Many people have FFS moments with friends, sometimes it spills out in the tone of conversation. Not ideal, but it happens. Just put the conversation behind you, and have fun at the BBQ.

FabbyChic · 29/04/2011 13:00

Why not feed your children before you go so they wont be hungry surely that would solve the problem?

shitmagnet · 29/04/2011 13:04

This reply has been deleted

Message withdrawn at poster's request.

cjel · 29/04/2011 13:05

blimey ,you don't deserve all this crap. I bet there isn't one poster who doesn't makes choices about what they want to eat or not. even the most adventurous foodie has likes and dislikes. hope you have had a good timexxxx

amberleaf · 29/04/2011 13:25

How the fuck is giving vegetarian kids vegetarian food 'pandering' to them?

I dont blame you wanting to take sarnies as whenever ive been to a similar 'do' the vegetarians option always gets scoffed by uas piggy meat eaters too.

A host should have something suitable to offer to all their guests but if its too much and its an informal thing like a BBQ they shouldnt be offended by someone bringing a sarnie.

elmofan · 29/04/2011 13:32

It sounds to me like this has all just been blown out of proportion by your friend
Cheese . My children are very fussy eaters too(ds especially) but like you whenever we go anywhere i pack a lunch for him and bring platers of food along to add to the table .
I hope you end up enjoying the BBQ Smile

amberleaf · 29/04/2011 13:34

us piggy meat eaters

chocadoodle · 29/04/2011 13:53

I wouldn't expect anyone to have to bring anything food wise if I was hosting a party.

I would've liked to have had a party at ours but finances are tight so didn't. I wouldn't dream of inviting people and then asking everyone to bring food. I was pleased to be invited to someone elses (going shortly) but a bit Shock when asked to bring specific food as well after I'd already said I was bringing some alcohol.

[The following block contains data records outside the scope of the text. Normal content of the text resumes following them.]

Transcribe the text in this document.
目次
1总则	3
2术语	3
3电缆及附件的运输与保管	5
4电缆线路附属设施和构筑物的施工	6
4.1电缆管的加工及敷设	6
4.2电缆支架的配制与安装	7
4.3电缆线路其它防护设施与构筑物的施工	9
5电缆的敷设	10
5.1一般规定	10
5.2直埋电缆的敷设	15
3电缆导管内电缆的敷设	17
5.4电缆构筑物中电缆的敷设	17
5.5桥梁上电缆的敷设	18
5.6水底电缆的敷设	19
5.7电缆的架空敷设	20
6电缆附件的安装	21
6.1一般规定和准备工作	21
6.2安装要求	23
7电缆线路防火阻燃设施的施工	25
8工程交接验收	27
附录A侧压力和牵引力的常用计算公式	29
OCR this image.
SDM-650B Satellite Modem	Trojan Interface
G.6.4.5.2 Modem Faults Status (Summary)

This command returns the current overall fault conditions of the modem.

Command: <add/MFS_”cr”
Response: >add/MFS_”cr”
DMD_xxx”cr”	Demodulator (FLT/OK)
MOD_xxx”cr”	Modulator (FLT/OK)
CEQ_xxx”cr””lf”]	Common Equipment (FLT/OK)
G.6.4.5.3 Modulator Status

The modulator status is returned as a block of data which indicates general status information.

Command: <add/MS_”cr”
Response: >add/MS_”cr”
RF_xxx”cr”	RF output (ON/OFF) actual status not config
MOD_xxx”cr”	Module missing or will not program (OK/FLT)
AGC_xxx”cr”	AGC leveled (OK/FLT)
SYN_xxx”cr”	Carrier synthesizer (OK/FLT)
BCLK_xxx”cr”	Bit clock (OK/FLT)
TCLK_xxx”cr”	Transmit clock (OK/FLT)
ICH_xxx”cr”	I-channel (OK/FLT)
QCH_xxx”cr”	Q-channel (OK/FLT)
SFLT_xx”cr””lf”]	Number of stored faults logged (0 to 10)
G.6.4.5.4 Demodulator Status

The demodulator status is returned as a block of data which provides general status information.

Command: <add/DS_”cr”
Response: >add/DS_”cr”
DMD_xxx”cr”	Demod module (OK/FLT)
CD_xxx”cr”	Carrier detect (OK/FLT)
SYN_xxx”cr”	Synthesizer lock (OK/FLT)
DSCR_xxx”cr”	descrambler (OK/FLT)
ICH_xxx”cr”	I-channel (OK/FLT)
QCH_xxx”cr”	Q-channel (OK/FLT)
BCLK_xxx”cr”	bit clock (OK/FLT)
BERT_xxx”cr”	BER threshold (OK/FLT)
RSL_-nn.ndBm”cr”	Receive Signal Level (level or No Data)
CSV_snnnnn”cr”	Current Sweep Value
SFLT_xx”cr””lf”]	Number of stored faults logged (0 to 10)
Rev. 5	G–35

IMO if you can afford to or be arsed to provide all the food for all guests (veggie or not) go ahead and have a party. Most guests bring wine/beer/non-alcoholic refreshments anyway. If you can't afford it or be arsed to prepare it all yourself don't have a party. Asking your guests to bring food for everyone is a hassle to the organiser and the guests which is why you and your friend are both annoyed.